The Passage by Justin Cronin | Ballantine Books | $26 | Cronin will read at RiverRun Bookstore, 20 Congress St, Portsmouth NH | June 21 @ 7 pm | 603.431.2100 | riverrunbookstore.com

I can hear your groans from here. I rolled my eyes too, a bit. After all, between Twilight, True Blood, and the desperate mimicry they've inspired, how much more blood-sucking can we take? Seven hundred and sixty-six pages more, it appears — not to mention the next two books (The Passage is the first of a trilogy, see). Cronin, who says his vampire influences run more Bela Lugosi than Bella Swan (he hasn't even read the Twilight series, omg), wrote two books before this one; both of them were decidedly more "literary." By which I mean, they didn't have dedicated Web sites and giant marketing campaigns and banners the size of buses at Book Expo America and pre-publication million-dollar movie deals with Ridley Scott. (Cronin's 2004 book, The Summer Guest, took place in Maine.)

But the joy of The Passage is that it bucks both of these possibilities for preconception and pigeon-holing. First of all, it is not a traditional vampire story. And second, while it certainly veers into "genre" territory (here my eyes roll even farther back into my head), Cronin's characters and narrative turns-of-phrase don't feel like paranormal pulp (not that there's a damn thing wrong with paranormal pulp).

Here's the basic gist of Cronin's tale: A government experiment gone awry leads to an epidemic of vampirism — the creation of 12 "virals" (Cronin does not call them vampires) who tear humans apart and multiply too quickly to be contained. Before long, there are tens of millions of "Infected Persons" roaming the country. The speed and severity of the destruction is breathtaking.

There is a 13th original viral, a girl named Amy. She is not like the others. She is the girl who could save the world. (A behind-the-scenes narrative that is as compelling as what shows up on the page: this girl-who-saved-the-world stuff came as a mandate from Cronin's daughter, who worried that her father's books were "boring."

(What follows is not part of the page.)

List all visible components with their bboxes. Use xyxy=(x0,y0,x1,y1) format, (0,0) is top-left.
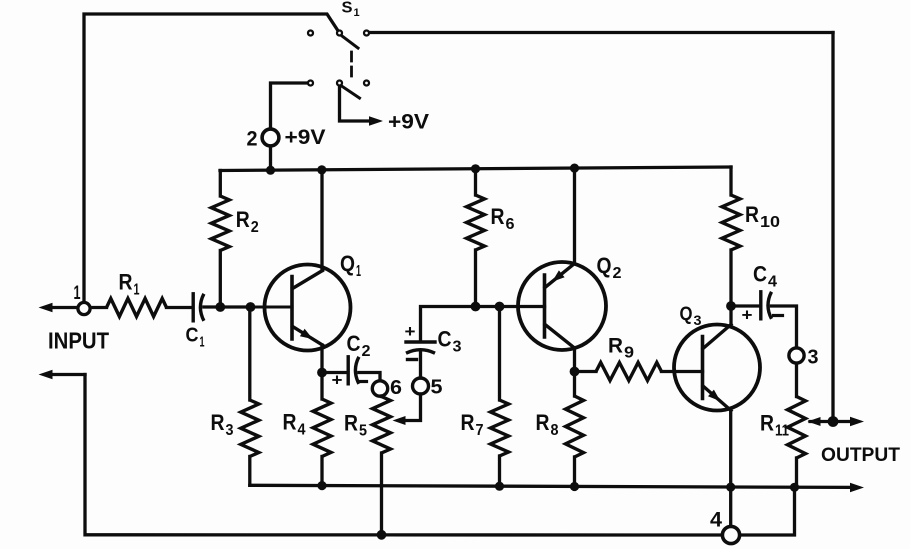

We follow her into the Northwest mountains. Then we fast-forward farther into the future, to Southern California, where a new colony has survived. They watch for virals (also called "flyers," or "smokes") from a tall wall, and keep the lights on through the night to keep the enemy away. Here, we find a new cast of characters into which Amy is eventually introduced.

Cronin has said that "in some ways, shaking off my strictly Northeastern point of view has been the central project of my adult life." The Passage somehow informs that goal — not only does the setting change frequently, but there is a clear effort to recreate a sense of vastness, of emptiness, of looking toward the horizon and not knowing what you see. Those are sensations associated with the West, not with New England (Cronin grew up in Massachusetts).